Currently researchers use ground-based detectors to study gravitational waves, but these detectors come with some huge drawbacks. Ground-based detectors are subject to interference from vibrations. Everything from passing cars to seismic activity can screw with the detector’s readings.
This is why scientists hope to launch a space-based gravitational wave detector soon.
Much like how the Hubble Telescope is better at seeing light in the universe by avoiding interference from the atmosphere, a gravitational wave detector in orbit would be better at “hearing” the gravitational waves from the universe by avoiding interference from activity on the ground and within the earth.

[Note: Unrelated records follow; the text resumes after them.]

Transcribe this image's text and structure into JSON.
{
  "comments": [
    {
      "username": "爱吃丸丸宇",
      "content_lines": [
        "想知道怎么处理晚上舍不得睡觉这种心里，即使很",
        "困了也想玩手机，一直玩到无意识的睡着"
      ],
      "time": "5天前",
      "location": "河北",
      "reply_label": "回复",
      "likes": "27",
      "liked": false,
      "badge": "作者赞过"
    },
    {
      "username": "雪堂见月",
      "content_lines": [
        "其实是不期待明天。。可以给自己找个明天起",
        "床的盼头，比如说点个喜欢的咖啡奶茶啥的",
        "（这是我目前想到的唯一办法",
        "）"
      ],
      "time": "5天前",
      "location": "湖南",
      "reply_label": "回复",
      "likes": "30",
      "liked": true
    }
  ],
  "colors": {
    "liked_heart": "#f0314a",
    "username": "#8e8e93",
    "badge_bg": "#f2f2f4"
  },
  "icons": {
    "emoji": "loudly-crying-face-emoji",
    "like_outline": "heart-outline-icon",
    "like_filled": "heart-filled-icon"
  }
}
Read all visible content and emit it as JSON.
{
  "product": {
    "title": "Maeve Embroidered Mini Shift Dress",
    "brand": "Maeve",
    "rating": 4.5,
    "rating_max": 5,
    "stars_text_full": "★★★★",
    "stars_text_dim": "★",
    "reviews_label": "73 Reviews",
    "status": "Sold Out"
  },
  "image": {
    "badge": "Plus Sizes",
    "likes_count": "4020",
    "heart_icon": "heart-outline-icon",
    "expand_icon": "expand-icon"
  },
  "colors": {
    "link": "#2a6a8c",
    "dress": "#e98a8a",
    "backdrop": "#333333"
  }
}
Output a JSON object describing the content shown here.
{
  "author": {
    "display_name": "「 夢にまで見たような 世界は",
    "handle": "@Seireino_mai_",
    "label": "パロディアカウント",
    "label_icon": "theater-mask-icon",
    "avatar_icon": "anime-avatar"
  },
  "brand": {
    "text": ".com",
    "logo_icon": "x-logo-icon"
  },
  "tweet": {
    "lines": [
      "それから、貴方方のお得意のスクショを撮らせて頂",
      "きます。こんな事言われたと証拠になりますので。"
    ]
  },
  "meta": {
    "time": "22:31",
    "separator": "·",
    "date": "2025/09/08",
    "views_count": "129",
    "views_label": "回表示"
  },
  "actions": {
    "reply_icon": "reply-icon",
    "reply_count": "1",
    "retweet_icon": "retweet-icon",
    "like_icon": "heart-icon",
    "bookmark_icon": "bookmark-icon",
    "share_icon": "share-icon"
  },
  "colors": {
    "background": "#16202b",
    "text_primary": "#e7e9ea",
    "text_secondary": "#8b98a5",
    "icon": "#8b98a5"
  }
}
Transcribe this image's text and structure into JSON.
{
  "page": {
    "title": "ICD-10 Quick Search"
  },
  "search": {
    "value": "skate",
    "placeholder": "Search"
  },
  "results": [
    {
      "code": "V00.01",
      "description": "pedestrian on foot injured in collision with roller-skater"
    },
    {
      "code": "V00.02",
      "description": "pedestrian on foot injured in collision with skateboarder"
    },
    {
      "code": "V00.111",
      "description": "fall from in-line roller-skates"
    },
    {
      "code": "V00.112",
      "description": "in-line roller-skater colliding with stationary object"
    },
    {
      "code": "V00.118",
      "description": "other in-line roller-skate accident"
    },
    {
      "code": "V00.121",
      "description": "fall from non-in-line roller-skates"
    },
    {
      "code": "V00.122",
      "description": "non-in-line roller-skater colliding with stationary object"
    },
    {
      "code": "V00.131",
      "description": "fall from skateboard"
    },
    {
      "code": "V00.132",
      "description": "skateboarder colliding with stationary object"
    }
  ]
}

The European Space Agency has plans to launch a massive gravitational wave observatory into orbit. This observatory would be launched in 2034 and would cost about 1 billion dollars.
It would consist of three spacecrafts locked in orbit around Earth but millions of miles apart. These spacecraft would then bounce lasers off each other to measure with sub-atomic precision the distances between them. As gravitational waves pass through Earth, these distances fluctuate ever so slightly and the lasers would record the fluctuations.
The massive distance between the spacecraft allows for this space-based observatory to pick up low-frequency gravitational waves that our current ground-based detectors can’t detect. Low-frequency gravitational waves are caused by some of the largest events in our universe, such as collisions of galaxies and supermassive black holes.
Until recently, a device such as this was nothing more than a physicist’s pipe dream, but a smaller-scale experiment — known as the LISA Pathfinder — proved last month it could work. The LISA mission sought to see if the relative position of two objects in orbit could be measured to the picometer — 0.00001 the width of a typical human hair.
To test this they put two metal cubes — one of gold and one of platinum — on a spacecraft and launched it into orbit. The spacecraft then measured the relative position of the cubes using specialized lasers.
In order to achieve the desired sensitivity, researchers placed the metal cubes inside high-tech housing that uses a variety of gadgets to shield from all outside forces except gravity. The device worked even better than the researchers had hoped, proving a laser-based gravitational wave observatory could work in orbit.
The European Space Agency committed to fund the large-scale project in 2013, years before gravitational waves were detected on the surface of Earth. Many were skeptical of the project’s large scale and almost scientific-fiction nature, but recent successes have got many scientists feeling optimistic about the endeavor.